For more information about public IP address prefixes, see Public IP address prefix and Create, change, or delete a public IP address prefix
Private IP addresses
Private IPs allow communication between resources in Azure. Azure assigns private IP addresses to resources from the address range of the virtual network subnet where the resource is. Private IP addresses in Azure are static or dynamically assigned.
Some of the resources that you can associate a private IP address with are:
Virtual machines
Internal load balancers
Application gateways
Private endpoints
For more information about private IP addresses, see Private IP addresses.
Routing preference
Azure routing preference enables you to choose how your traffic routes between Azure and the Internet. You can choose to route traffic either via the Microsoft network, or, via the ISP network (public internet). You can choose the routing option while creating a public IP address. By default, traffic is routed via the Microsoft global network for all Azure services.
Routing preference choices include:
Microsoft Network - Both ingress and egress traffic stays bulk of the travel on the Microsoft global network. This routing is also known as cold potato routing.
Public Internet (ISP network) - The new routing choice Internet routing minimizes travel on the Microsoft global network, and uses the transit ISP network to route your traffic. This routing is also known as hot potato routing.
For more information about routing preference, see What is routing preference?.

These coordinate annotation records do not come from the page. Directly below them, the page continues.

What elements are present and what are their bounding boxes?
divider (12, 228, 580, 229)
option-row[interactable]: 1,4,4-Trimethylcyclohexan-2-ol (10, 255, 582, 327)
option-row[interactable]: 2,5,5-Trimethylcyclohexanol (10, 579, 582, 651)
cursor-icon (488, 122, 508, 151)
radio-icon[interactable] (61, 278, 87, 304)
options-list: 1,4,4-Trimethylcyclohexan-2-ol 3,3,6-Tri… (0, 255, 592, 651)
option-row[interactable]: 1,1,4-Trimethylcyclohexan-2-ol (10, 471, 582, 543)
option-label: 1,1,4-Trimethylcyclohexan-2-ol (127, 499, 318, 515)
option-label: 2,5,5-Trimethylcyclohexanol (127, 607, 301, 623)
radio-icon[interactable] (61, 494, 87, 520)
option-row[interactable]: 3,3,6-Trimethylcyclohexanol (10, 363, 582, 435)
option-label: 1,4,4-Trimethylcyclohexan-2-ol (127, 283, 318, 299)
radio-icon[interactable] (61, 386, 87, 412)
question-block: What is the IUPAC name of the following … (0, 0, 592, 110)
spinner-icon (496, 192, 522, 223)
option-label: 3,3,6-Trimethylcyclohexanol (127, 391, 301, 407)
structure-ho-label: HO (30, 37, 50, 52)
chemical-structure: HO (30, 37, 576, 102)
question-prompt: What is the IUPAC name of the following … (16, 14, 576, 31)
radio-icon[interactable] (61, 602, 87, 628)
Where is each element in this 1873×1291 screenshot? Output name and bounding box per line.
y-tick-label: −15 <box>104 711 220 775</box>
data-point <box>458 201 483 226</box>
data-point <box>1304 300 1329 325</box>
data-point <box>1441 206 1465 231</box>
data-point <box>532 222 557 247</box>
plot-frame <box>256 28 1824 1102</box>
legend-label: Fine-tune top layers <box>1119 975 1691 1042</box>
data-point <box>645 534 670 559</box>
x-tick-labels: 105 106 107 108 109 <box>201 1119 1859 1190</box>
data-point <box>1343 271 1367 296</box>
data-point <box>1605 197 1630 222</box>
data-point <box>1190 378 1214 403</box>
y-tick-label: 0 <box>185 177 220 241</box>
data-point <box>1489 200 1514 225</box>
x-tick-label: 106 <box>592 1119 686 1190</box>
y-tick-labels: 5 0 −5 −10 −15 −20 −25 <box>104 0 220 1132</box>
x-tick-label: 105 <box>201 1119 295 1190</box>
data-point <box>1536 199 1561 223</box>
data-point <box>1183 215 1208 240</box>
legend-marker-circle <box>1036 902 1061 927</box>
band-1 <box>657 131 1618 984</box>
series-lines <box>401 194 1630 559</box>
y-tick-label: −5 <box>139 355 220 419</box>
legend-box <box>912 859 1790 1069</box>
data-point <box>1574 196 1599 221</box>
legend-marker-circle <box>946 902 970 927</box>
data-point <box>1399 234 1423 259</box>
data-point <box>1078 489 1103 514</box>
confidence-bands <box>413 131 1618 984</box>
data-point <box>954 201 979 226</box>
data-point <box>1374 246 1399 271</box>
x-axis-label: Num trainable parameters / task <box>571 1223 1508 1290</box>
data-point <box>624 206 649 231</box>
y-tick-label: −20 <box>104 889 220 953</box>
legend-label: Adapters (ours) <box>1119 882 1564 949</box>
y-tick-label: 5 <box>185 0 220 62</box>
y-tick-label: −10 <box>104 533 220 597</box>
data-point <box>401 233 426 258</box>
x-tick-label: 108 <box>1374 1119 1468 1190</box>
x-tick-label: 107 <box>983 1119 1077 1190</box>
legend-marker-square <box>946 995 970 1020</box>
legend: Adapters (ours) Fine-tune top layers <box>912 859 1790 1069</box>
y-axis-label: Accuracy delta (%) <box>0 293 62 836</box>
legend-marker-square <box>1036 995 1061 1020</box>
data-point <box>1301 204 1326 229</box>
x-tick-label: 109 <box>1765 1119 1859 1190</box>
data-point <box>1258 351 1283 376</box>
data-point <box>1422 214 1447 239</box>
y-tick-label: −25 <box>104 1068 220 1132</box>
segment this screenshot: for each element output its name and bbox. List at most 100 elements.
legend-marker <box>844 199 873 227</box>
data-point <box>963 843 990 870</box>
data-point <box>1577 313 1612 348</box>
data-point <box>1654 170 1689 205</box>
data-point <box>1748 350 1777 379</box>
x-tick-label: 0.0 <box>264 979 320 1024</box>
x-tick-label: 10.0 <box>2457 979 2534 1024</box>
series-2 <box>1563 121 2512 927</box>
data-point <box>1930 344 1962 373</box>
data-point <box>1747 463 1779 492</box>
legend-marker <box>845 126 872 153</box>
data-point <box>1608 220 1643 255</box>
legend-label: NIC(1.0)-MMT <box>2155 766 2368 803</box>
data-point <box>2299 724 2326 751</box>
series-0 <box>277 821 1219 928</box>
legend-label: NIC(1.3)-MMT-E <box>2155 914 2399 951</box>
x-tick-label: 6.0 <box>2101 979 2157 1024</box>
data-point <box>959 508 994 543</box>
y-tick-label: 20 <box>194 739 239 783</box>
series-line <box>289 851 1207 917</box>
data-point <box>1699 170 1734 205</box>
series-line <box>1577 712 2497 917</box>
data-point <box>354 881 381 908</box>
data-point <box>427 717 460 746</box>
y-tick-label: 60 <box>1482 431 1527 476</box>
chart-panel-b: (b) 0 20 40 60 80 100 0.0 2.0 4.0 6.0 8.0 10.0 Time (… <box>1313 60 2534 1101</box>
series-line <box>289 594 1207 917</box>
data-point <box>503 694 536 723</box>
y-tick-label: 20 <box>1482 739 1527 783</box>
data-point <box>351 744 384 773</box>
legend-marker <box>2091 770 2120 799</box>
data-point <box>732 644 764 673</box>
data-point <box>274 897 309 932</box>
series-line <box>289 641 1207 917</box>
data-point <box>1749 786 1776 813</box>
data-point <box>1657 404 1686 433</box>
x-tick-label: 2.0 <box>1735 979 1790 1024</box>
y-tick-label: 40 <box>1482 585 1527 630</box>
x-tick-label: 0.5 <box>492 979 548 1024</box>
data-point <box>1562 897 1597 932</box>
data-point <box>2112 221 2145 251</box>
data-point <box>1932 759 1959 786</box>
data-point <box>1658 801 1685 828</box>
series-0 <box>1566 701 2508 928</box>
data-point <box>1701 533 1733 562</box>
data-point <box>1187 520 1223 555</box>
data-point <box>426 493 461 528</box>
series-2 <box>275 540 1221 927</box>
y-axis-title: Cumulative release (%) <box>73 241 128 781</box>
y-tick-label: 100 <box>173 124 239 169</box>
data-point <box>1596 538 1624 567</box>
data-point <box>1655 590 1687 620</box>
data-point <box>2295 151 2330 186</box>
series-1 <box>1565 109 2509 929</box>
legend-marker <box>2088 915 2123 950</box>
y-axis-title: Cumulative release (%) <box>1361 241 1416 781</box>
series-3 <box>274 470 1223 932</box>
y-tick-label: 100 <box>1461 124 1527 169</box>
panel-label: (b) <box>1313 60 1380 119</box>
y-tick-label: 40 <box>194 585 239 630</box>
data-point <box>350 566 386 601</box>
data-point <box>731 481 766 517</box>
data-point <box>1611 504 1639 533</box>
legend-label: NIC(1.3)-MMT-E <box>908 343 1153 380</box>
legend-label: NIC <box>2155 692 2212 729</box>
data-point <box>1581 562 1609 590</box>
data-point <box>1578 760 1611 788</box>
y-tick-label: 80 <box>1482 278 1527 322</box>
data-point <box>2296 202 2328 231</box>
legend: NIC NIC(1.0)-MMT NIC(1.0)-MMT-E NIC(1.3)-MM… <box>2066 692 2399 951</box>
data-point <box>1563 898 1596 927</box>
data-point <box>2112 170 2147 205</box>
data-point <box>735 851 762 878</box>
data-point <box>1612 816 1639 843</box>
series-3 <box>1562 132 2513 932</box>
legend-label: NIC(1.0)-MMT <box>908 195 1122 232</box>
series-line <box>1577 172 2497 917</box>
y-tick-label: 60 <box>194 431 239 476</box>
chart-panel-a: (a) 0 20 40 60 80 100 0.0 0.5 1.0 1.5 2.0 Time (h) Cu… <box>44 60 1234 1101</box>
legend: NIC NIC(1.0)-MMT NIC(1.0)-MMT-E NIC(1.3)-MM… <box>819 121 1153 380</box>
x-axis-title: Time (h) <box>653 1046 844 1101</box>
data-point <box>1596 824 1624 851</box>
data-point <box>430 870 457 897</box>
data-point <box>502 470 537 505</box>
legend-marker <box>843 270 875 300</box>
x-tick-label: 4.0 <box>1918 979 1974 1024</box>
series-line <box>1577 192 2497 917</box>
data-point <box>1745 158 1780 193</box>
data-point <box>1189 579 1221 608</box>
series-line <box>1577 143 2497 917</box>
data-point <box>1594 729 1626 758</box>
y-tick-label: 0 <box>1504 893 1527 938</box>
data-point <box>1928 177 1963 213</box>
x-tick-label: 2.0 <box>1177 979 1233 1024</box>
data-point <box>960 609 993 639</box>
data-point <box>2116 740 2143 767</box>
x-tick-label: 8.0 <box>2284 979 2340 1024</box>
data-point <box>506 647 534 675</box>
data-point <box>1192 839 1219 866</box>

Routing preference unmetered
Routing Preference unmetered is available for Content Delivery Network (CDN) providers whose customers host their origin contents in Azure. The service allows CDN providers to establish direct peering connection with Microsoft global network edge routers at various locations.
Your network traffic egressing from origin in Azure destined to CDN provider benefits from the direct connectivity.
Data transfer bill for traffic egressing from your Azure resources that are routed through these direct links are free.
Direct connect between CDN provider and origin in Azure provides optimal performance as there are no hops in between. This connection benefits the CDN workload that frequently fetches data from the origin.